Working Papers

Abstract: We study the assignment of indivisible objects to individuals when transfers are not allowed. Previous literature has mainly focused on efficiency (from both ex-ante and ex-post perspectives) and individually fair assignments. As a result, egalitarian concerns have been overlooked. We draw inspiration from the assignment of apartments in housing cooperatives, where families consider egalitarianism of assignments as a first-order requirement. Specifically, they aim to avoid situations where some families receive their most preferred apartments while others are assigned options ranked very low in their preferences. Building on Rawls' concept of fairness, we introduce the notion of Rawlsian assignments. We prove that a unique Rawlsian assignment always exists. Furthermore, the Rawlsian rule is efficient and anonymous. To illustrate our analysis, we use preference data from housing cooperatives. We show that the Rawlsian assignment substantially improves, from an egalitarian perspective, both the probabilistic serial rule, and the rule currently used to assign apartments in the housing cooperatives.
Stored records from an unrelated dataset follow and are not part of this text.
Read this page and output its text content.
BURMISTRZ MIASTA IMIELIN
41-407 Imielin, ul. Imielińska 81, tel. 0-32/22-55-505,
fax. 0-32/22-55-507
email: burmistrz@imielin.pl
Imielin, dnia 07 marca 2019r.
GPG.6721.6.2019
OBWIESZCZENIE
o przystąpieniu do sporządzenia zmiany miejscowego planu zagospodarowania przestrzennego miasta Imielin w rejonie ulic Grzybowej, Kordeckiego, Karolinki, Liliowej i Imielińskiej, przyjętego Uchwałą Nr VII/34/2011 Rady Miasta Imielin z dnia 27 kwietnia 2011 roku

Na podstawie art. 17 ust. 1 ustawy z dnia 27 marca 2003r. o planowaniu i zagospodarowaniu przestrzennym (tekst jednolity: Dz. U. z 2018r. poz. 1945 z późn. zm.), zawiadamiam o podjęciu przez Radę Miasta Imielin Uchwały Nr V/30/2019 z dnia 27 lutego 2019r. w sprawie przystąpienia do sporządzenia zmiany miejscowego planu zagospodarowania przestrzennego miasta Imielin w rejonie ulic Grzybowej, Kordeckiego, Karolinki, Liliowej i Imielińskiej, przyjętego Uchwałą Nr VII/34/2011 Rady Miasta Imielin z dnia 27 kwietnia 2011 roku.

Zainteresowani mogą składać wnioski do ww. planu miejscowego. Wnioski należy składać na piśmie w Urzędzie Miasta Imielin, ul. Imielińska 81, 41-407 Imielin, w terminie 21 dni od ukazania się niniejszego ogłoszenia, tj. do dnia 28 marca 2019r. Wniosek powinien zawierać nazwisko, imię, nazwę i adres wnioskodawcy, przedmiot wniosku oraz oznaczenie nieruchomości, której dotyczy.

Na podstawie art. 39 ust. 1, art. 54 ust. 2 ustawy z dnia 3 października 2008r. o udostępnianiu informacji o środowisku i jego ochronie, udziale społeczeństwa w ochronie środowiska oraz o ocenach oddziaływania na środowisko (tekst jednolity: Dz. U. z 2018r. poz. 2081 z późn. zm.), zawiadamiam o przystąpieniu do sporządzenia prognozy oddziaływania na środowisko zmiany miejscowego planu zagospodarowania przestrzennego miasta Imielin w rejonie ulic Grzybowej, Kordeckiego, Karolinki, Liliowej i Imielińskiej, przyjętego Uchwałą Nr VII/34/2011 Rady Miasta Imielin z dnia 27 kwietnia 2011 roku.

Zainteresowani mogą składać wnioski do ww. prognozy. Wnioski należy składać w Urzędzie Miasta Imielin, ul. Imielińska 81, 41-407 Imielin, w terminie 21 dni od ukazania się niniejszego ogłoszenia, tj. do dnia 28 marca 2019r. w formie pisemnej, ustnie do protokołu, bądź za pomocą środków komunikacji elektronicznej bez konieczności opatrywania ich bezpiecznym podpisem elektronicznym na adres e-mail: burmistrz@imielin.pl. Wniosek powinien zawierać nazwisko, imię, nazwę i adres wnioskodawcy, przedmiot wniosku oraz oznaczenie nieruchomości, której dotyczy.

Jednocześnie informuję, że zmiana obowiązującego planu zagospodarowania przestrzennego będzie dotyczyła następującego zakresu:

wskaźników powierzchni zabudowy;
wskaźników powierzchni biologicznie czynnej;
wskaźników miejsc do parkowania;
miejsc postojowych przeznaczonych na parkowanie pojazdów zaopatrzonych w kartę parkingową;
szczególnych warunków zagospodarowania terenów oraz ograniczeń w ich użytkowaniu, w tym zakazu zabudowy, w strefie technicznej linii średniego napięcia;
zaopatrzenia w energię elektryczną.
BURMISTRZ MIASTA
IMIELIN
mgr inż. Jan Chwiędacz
Abstract: Recent literature shows that dynamic matching mechanisms may outperform the standard mechanisms to deliver desirable results. We highlight an under-explored design dimension, the time constraints that students face under such a dynamic mechanism. First, we theoretically explore the effect of time constraints and show that the outcome can be worse than the outcome produced by the student-proposing deferred acceptance mechanism. Second, we present evidence from the Inner Mongolian university admissions that time constraints can prevent dynamic mechanisms from achieving stable  outcomes, creating losers and winners among students.

Abstract: A classic trade-off that school districts face when deciding which matching algorithm to use is that it is not possible to always respect both priorities and preferences. The student-proposing deferred acceptance algorithm (DA) respects priorities but can lead to inefficient allocations. The top trading cycle algorithm (TTC) respects preferences but may violate priorities. We identify a new condition on school choice markets under which DA is efficient and there is a unique allocation that respects priorities. Our condition generalizes earlier conditions by placing restrictions on how preferences and priorities relate to one another only on the parts that are relevant for the assignment. We discuss how our condition sheds light on existing empirical findings. We show through simulations that our condition significantly expands the range of known environments for which DA is efficient.